Entro 45 giorni, il prefetto invia al Viminale una relazione. A decretare lo scioglimento è poi il presidente della Repubblica, su proposta del ministro dell’Interno.
L’intervento conserva i suoi effetti per un periodo che va da 12 a 18 mesi. In casi eccezionali, sono prorogabili a un massimo di 24 mesi. Contro il decreto di scioglimento si può ricorrere in prima battuta dinanzi al Tar e in appello dinanzi al Consiglio di Stato.
Un’altra particolarità  è che il commissariamento per mafia può essere determinato non solo dalla condotta degli organi politici – giunta e consiglio – ma anche da altri incaricati come il segretario comunale, il direttore generale, i dirigenti e i dipendenti dell’ente locale.
Effetto Monti.
Dal 1991, anno in cui l’istituto è stato introdotto, al 2014 sono stati sciolti per mafia 258 Comuni.
Il dibattito sulla materia è sempre molto acceso, specie per il suo notevole peso sulle dinamiche politiche dell’ente locale.
Particolarmente significativo è stato l’arrivo del governo tecnico guidato da Mario Monti nel 2012, quando i decreti di scioglimento per infiltrazioni mafiose sono aumentati del 380 per cento rispetto al 2011 (ultimo anno del governo guidato da Silvio Berlusconi).
Nel 2013, invece, l’incremento ha fatto segnare un +220 per cento. Per molti tale balzo è legato proprio alla presenza di ‘tecnici’ al Viminale, slegati dalle possibili mediazioni politiche con gli enti interessati.
Non a caso, nel report annuale di Avviso pubblico del 2012, Raffaele Cantone analizzava così le percentuali: “Questo dato potrebbe in parte avere una spiegazione “politica”; la presenza al Viminale di un ministro tecnico, di provenienza prefettizia, che ha raccolto gli input che venivano dalle prefetture ma soprattutto che ha evitato estenuanti “mediazioni” politiche sugli scioglimenti, come purtroppo ci aveva abituato la prassi (deteriore) degli ultimi anni”.
Quando un ente ci ricasca.
I commissariamenti per mafia, dunque, sottolineano ancora di più le forti differenze fra nord e sud.
Dei 171 casi registrati fra il 2001 e il 2014, il 97,08% è avvenuto nel Mezzogiorno.
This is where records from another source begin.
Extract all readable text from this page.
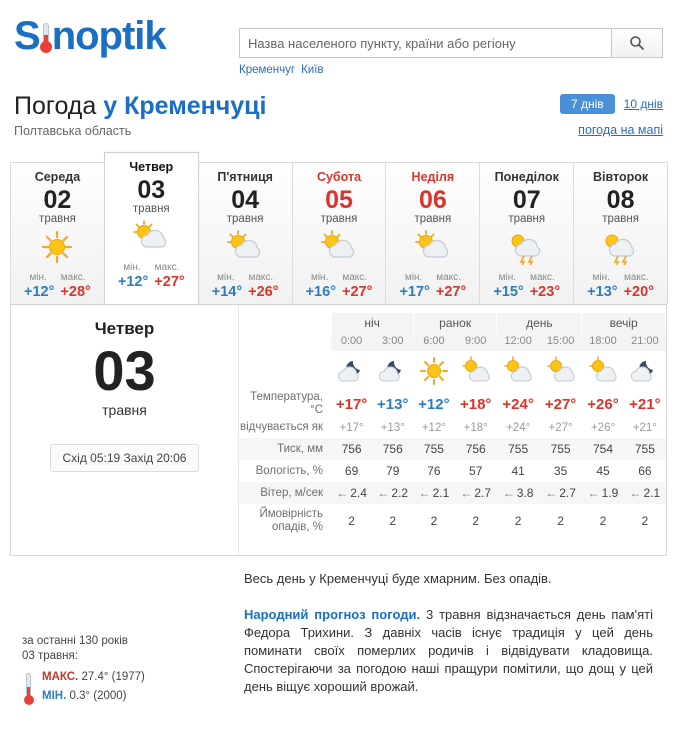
S noptik
Назва населеного пункту, країни або регіону
Кременчуг Київ
Погода у Кременчуці
Полтавська область
7 днів 10 днів
погода на мапі
Середа
02
травня
мін. макс.
+12° +28°
Четвер
03
травня
мін. макс.
+12° +27°
П'ятниця
04
травня
мін. макс.
+14° +26°
Субота
05
травня
мін. макс.
+16° +27°
Неділя
06
травня
мін. макс.
+17° +27°
Понеділок
07
травня
мін. макс.
+15° +23°
Вівторок
08
травня
мін. макс.
+13° +20°
Четвер
03
травня
Схід 05:19 Захід 20:06
	ніч		ранок		день		вечір	
	0:00	3:00	6:00	9:00	12:00	15:00	18:00	21:00

Температура, °C	+17°	+13°	+12°	+18°	+24°	+27°	+26°	+21°
відчувається як	+17°	+13°	+12°	+18°	+24°	+27°	+26°	+21°
Тиск, мм	756	756	755	756	755	755	754	755
Вологість, %	69	79	76	57	41	35	45	66
Вітер, м/сек	← 2.4	← 2.2	← 2.1	← 2.7	← 3.8	← 2.7	← 1.9	← 2.1
Ймовірність опадів, %	2	2	2	2	2	2	2	2
за останні 130 років
03 травня:
МАКС.
27.4° (1977)
МІН.
0.3° (2000)
Весь день у Кременчуці буде хмарним. Без опадів.
Народний прогноз погоди. 3 травня відзначається день пам'яті Федора Трихини. З давніх часів існує традиція у цей день поминати своїх померлих родичів і відвідувати кладовища. Спостерігаючи за погодою наші пращури помітили, що дощ у цей день віщує хороший врожай.
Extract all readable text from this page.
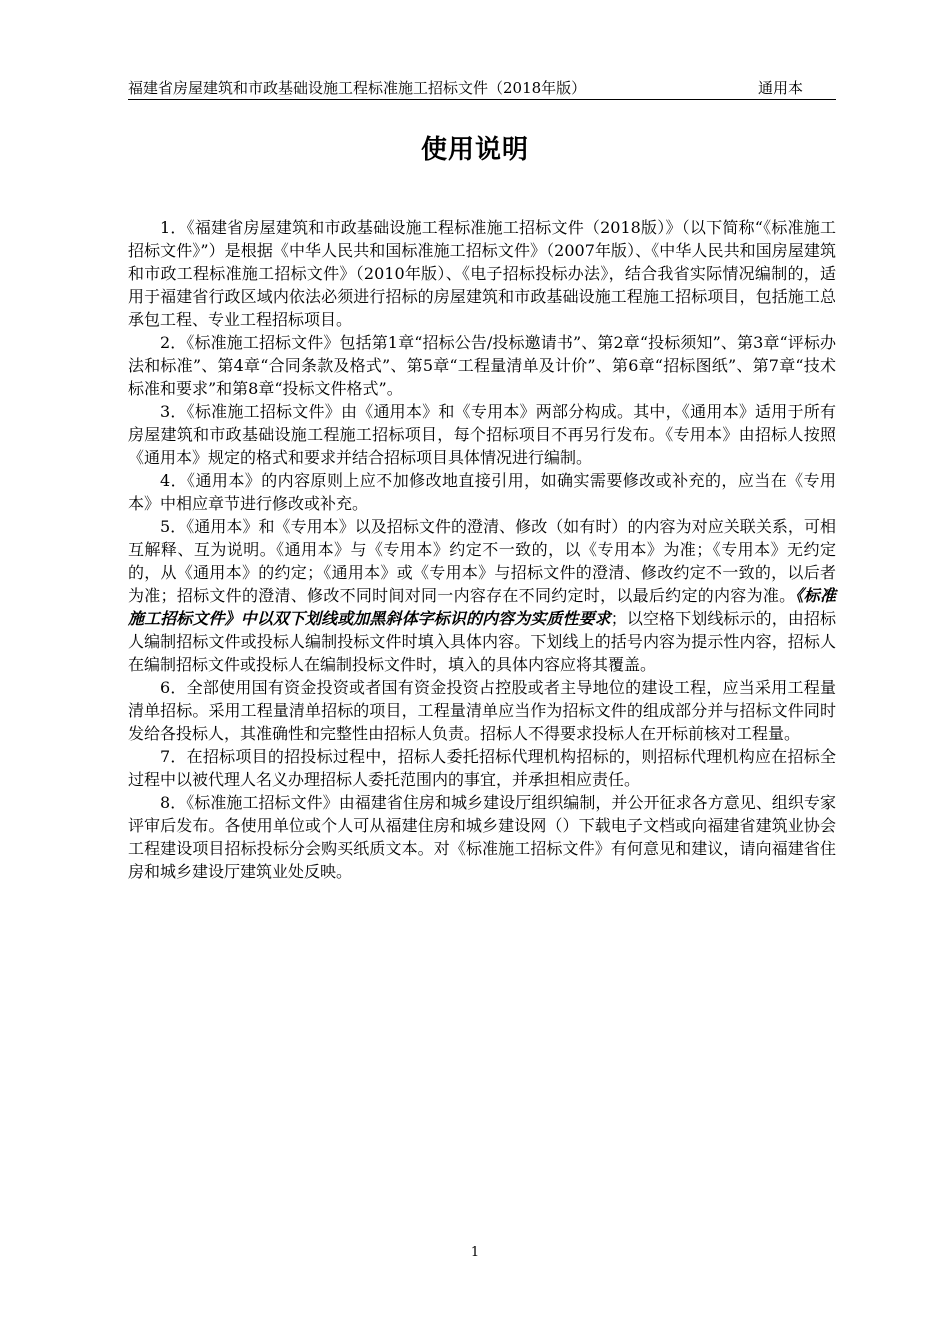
福建省房屋建筑和市政基础设施工程标准施工招标文件（2018年版）	通用本
使用说明

1．《福建省房屋建筑和市政基础设施工程标准施工招标文件（2018版）》（以下简称“《标准施工招标文件》”）是根据《中华人民共和国标准施工招标文件》（2007年版）、《中华人民共和国房屋建筑和市政工程标准施工招标文件》（2010年版）、《电子招标投标办法》，结合我省实际情况编制的，适用于福建省行政区域内依法必须进行招标的房屋建筑和市政基础设施工程施工招标项目，包括施工总承包工程、专业工程招标项目。

2．《标准施工招标文件》包括第1章“招标公告/投标邀请书”、第2章“投标须知”、第3章“评标办法和标准”、第4章“合同条款及格式”、第5章“工程量清单及计价”、第6章“招标图纸”、第7章“技术标准和要求”和第8章“投标文件格式”。

3．《标准施工招标文件》由《通用本》和《专用本》两部分构成。其中，《通用本》适用于所有房屋建筑和市政基础设施工程施工招标项目，每个招标项目不再另行发布。《专用本》由招标人按照《通用本》规定的格式和要求并结合招标项目具体情况进行编制。

4．《通用本》的内容原则上应不加修改地直接引用，如确实需要修改或补充的，应当在《专用本》中相应章节进行修改或补充。

5．《通用本》和《专用本》以及招标文件的澄清、修改（如有时）的内容为对应关联关系，可相互解释、互为说明。《通用本》与《专用本》约定不一致的，以《专用本》为准；《专用本》无约定的，从《通用本》的约定；《通用本》或《专用本》与招标文件的澄清、修改约定不一致的，以后者为准；招标文件的澄清、修改不同时间对同一内容存在不同约定时，以最后约定的内容为准。《标准施工招标文件》中以双下划线或加黑斜体字标识的内容为实质性要求；以空格下划线标示的，由招标人编制招标文件或投标人编制投标文件时填入具体内容。下划线上的括号内容为提示性内容，招标人在编制招标文件或投标人在编制投标文件时，填入的具体内容应将其覆盖。

6．全部使用国有资金投资或者国有资金投资占控股或者主导地位的建设工程，应当采用工程量清单招标。采用工程量清单招标的项目，工程量清单应当作为招标文件的组成部分并与招标文件同时发给各投标人，其准确性和完整性由招标人负责。招标人不得要求投标人在开标前核对工程量。

7．在招标项目的招投标过程中，招标人委托招标代理机构招标的，则招标代理机构应在招标全过程中以被代理人名义办理招标人委托范围内的事宜，并承担相应责任。

8．《标准施工招标文件》由福建省住房和城乡建设厅组织编制，并公开征求各方意见、组织专家评审后发布。各使用单位或个人可从福建住房和城乡建设网（）下载电子文档或向福建省建筑业协会工程建设项目招标投标分会购买纸质文本。对《标准施工招标文件》有何意见和建议，请向福建省住房和城乡建设厅建筑业处反映。

1
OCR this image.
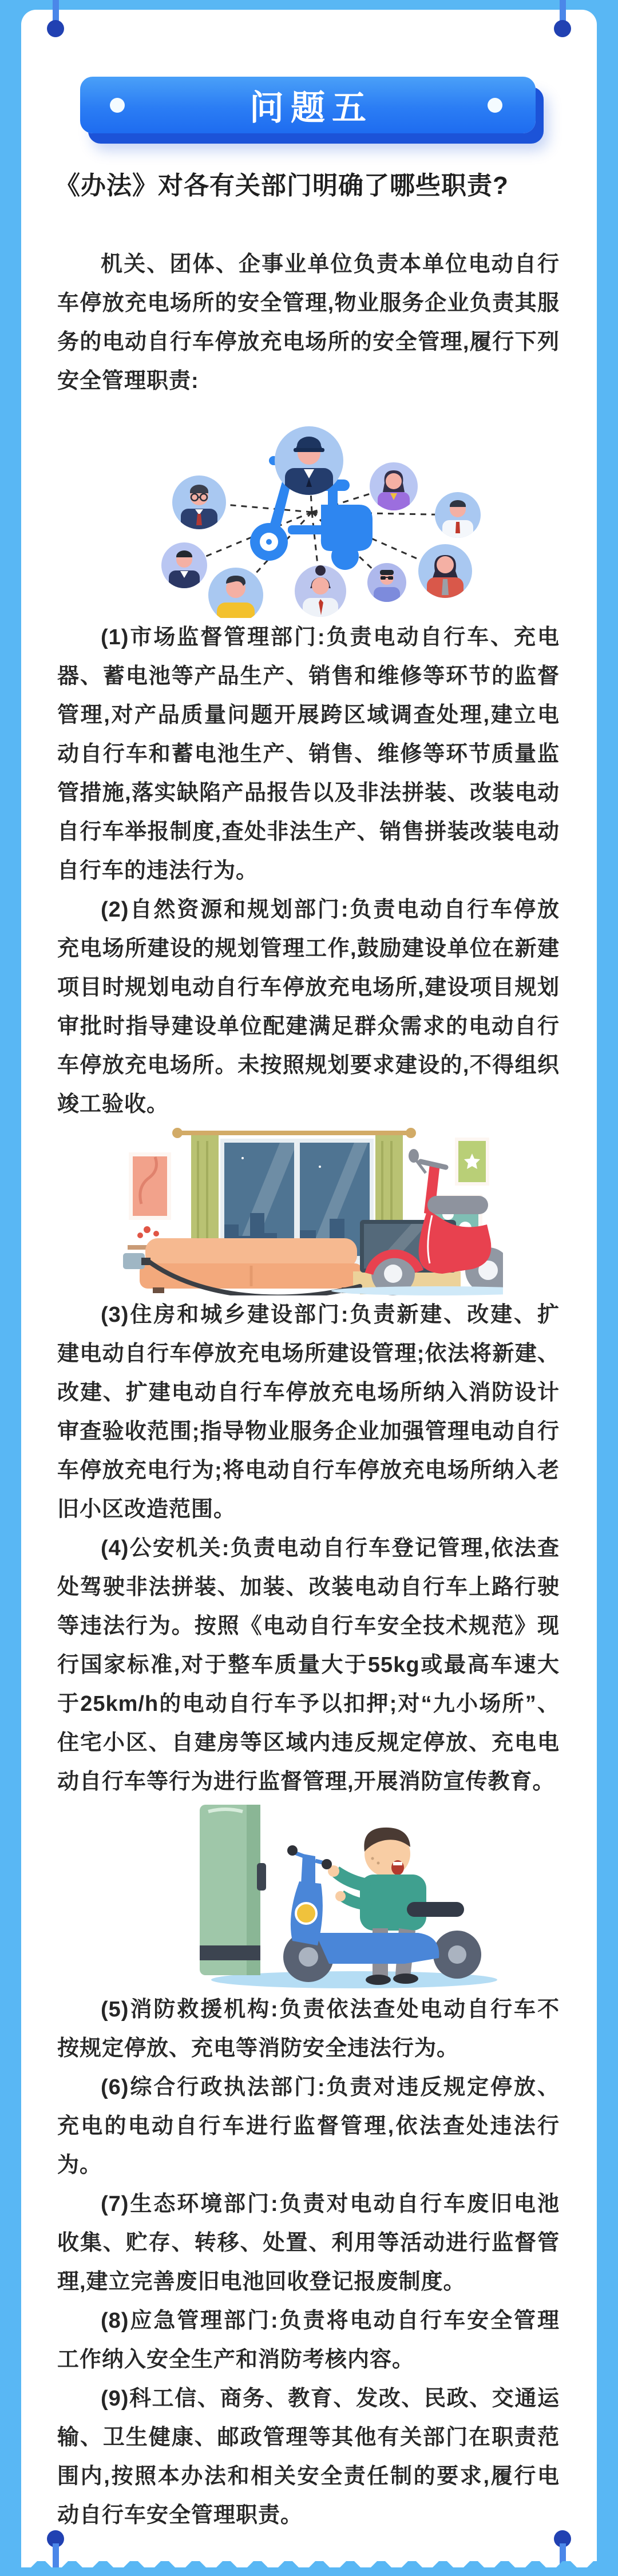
问题五
《办法》对各有关部门明确了哪些职责?

机关、团体、企事业单位负责本单位电动自行车停放充电场所的安全管理,物业服务企业负责其服务的电动自行车停放充电场所的安全管理,履行下列安全管理职责:

(1)市场监督管理部门:负责电动自行车、充电器、蓄电池等产品生产、销售和维修等环节的监督管理,对产品质量问题开展跨区域调查处理,建立电动自行车和蓄电池生产、销售、维修等环节质量监管措施,落实缺陷产品报告以及非法拼装、改装电动自行车举报制度,查处非法生产、销售拼装改装电动自行车的违法行为。

(2)自然资源和规划部门:负责电动自行车停放充电场所建设的规划管理工作,鼓励建设单位在新建项目时规划电动自行车停放充电场所,建设项目规划审批时指导建设单位配建满足群众需求的电动自行车停放充电场所。未按照规划要求建设的,不得组织竣工验收。

(3)住房和城乡建设部门:负责新建、改建、扩建电动自行车停放充电场所建设管理;依法将新建、改建、扩建电动自行车停放充电场所纳入消防设计审查验收范围;指导物业服务企业加强管理电动自行车停放充电行为;将电动自行车停放充电场所纳入老旧小区改造范围。

(4)公安机关:负责电动自行车登记管理,依法查处驾驶非法拼装、加装、改装电动自行车上路行驶等违法行为。按照《电动自行车安全技术规范》现行国家标准,对于整车质量大于55kg或最高车速大于25km/h的电动自行车予以扣押;对“九小场所”、住宅小区、自建房等区域内违反规定停放、充电电动自行车等行为进行监督管理,开展消防宣传教育。

(5)消防救援机构:负责依法查处电动自行车不按规定停放、充电等消防安全违法行为。

(6)综合行政执法部门:负责对违反规定停放、充电的电动自行车进行监督管理,依法查处违法行为。

(7)生态环境部门:负责对电动自行车废旧电池收集、贮存、转移、处置、利用等活动进行监督管理,建立完善废旧电池回收登记报废制度。

(8)应急管理部门:负责将电动自行车安全管理工作纳入安全生产和消防考核内容。

(9)科工信、商务、教育、发改、民政、交通运输、卫生健康、邮政管理等其他有关部门在职责范围内,按照本办法和相关安全责任制的要求,履行电动自行车安全管理职责。
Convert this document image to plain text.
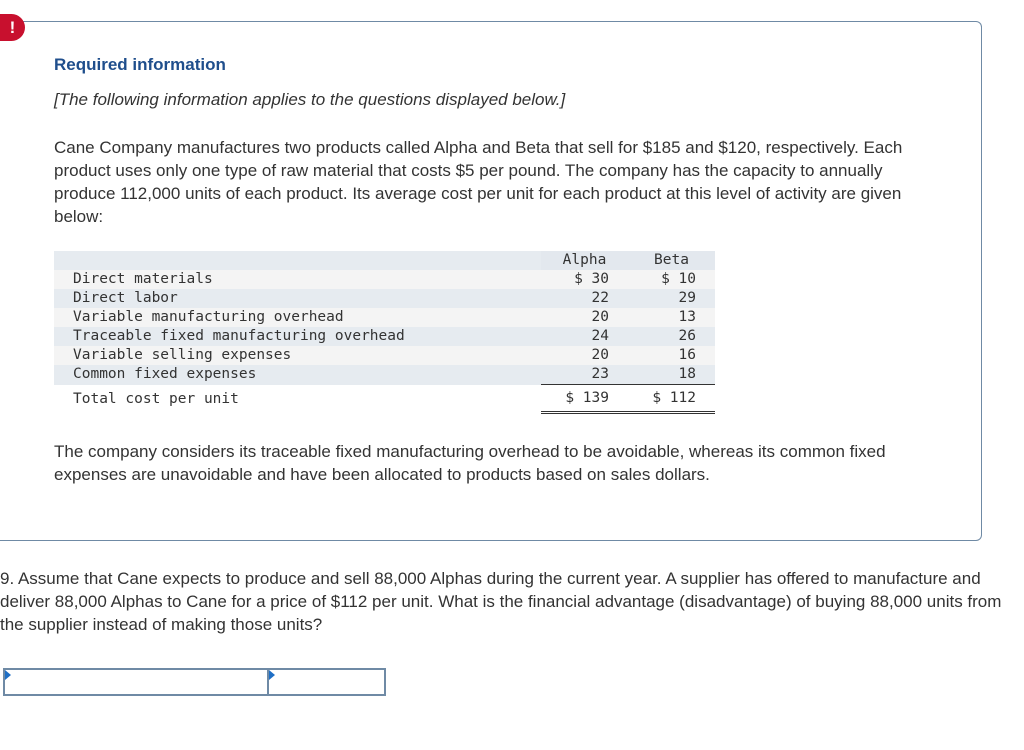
!
Required information

[The following information applies to the questions displayed below.]

Cane Company manufactures two products called Alpha and Beta that sell for $185 and $120, respectively. Each product uses only one type of raw material that costs $5 per pound. The company has the capacity to annually produce 112,000 units of each product. Its average cost per unit for each product at this level of activity are given below:

	Alpha	Beta
Direct materials	$ 30	$ 10
Direct labor	22	29
Variable manufacturing overhead	20	13
Traceable fixed manufacturing overhead	24	26
Variable selling expenses	20	16
Common fixed expenses	23	18
Total cost per unit	$ 139	$ 112

The company considers its traceable fixed manufacturing overhead to be avoidable, whereas its common fixed expenses are unavoidable and have been allocated to products based on sales dollars.

9. Assume that Cane expects to produce and sell 88,000 Alphas during the current year. A supplier has offered to manufacture and deliver 88,000 Alphas to Cane for a price of $112 per unit. What is the financial advantage (disadvantage) of buying 88,000 units from the supplier instead of making those units?
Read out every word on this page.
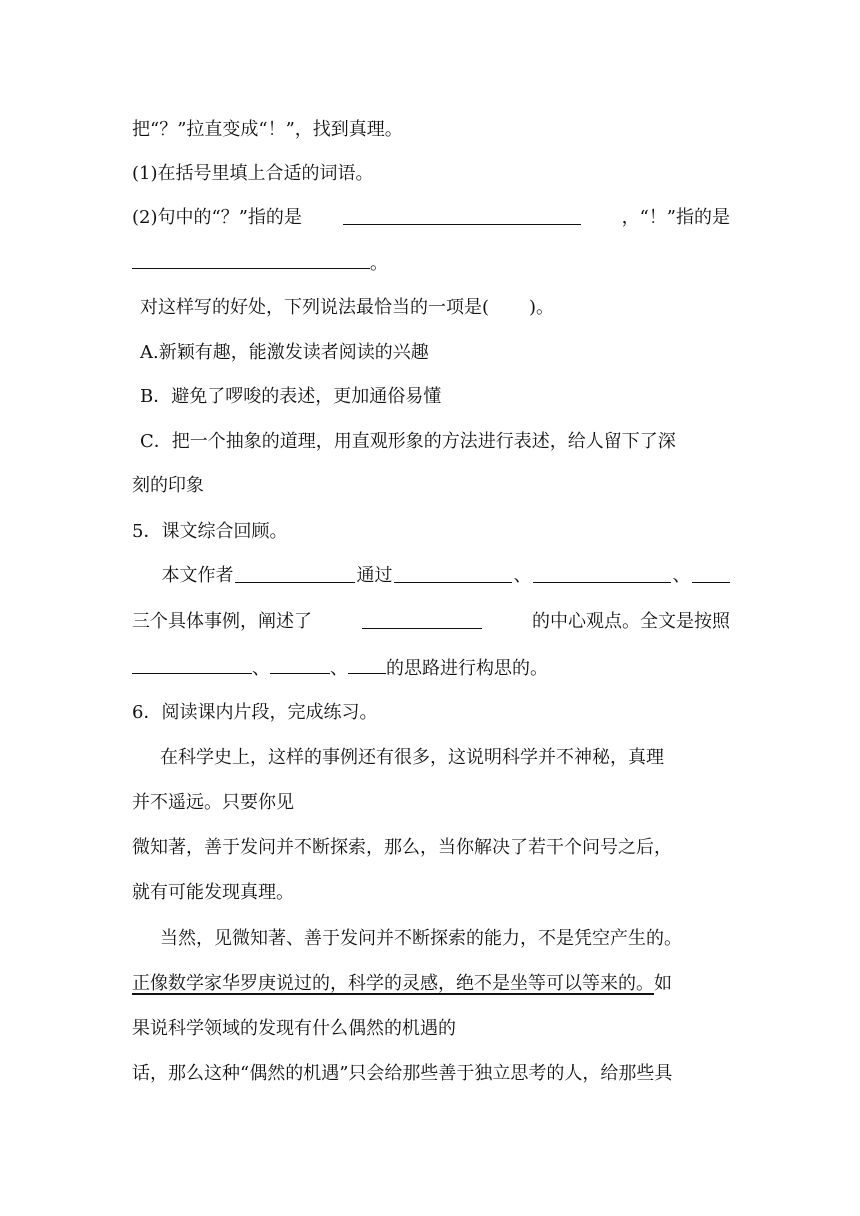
把“？”拉直变成“！”，找到真理。
(1)在括号里填上合适的词语。
(2)句中的“？”指的是	，“！”指的是
。
对这样写的好处，下列说法最恰当的一项是( )。
A.新颖有趣，能激发读者阅读的兴趣
B．避免了啰唆的表述，更加通俗易懂
C．把一个抽象的道理，用直观形象的方法进行表述，给人留下了深
刻的印象
5．课文综合回顾。
本文作者	通过	、	、
三个具体事例，阐述了	的中心观点。全文是按照
、	、 的思路进行构思的。
6．阅读课内片段，完成练习。
在科学史上，这样的事例还有很多，这说明科学并不神秘，真理
并不遥远。只要你见
微知著，善于发问并不断探索，那么，当你解决了若干个问号之后，
就有可能发现真理。
当然，见微知著、善于发问并不断探索的能力，不是凭空产生的。
正像数学家华罗庚说过的，科学的灵感，绝不是坐等可以等来的。如
果说科学领域的发现有什么偶然的机遇的
话，那么这种“偶然的机遇”只会给那些善于独立思考的人，给那些具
Il fenomeno nel periodo analizzato ha coinvolto 8 regioni: Puglia, Lombardia, Liguria, Lazio, Piemonte, Sicilia, Campania e Calabria.
Le ultime due, da sole, hanno collezionato oltre il 71% dei casi. Ed è in questi territori che si trovano 8 dei 9 Comuni che dal 1991 a oggi sono stati commissariati 3 volte per mafia.
Si tratta di Casapesenna (2.160 giorni di commissariamento per mafia), Casal di Principe (1.800 giorni), Grazzanise (1.980 giorni), San Cipriano d’Aversa (1.800 giorni, tutti e quattro in provincia di Caserta), Melito di Porto Salvo (1.980 giorni), Roccaforte del Greco (2.160 giorni), San Ferdinando (2.160 giorni) e Taurianova (1.980 giorni, in provincia di Reggio Calabria). A questi se ne affianca un altro: Misilmeri (1.980 giorni), in Sicilia, provincia di Palermo.
Attenzione particolare merita Casal di Principe, che oltre a 3 provvedimenti per mafia e 2 proroghe, nello stesso periodo è stato sciolto altre 6 volte per altri motivi.
Ricorsi e rimborsi.
Per 188 dei 258 Comuni sciolti per mafia (il 72,87%) è stato fatto ricorso all’autorità  giurisdizionale. Ebbene, 20 dei 188 ricorsi (il 10,64%) sono stati accolti, annullando lo scioglimento dell’ente.
Le sentenze di annullamento includono anche il risarcimento del danno per le amministrazioni coinvolte.
Per esempio, il Tar della Calabria, con sentenza numero 343 del 2012, ha condannato il ministero dell’Interno a risarcire con oltre 2 milioni di euro il comune di Amantea (Cosenza).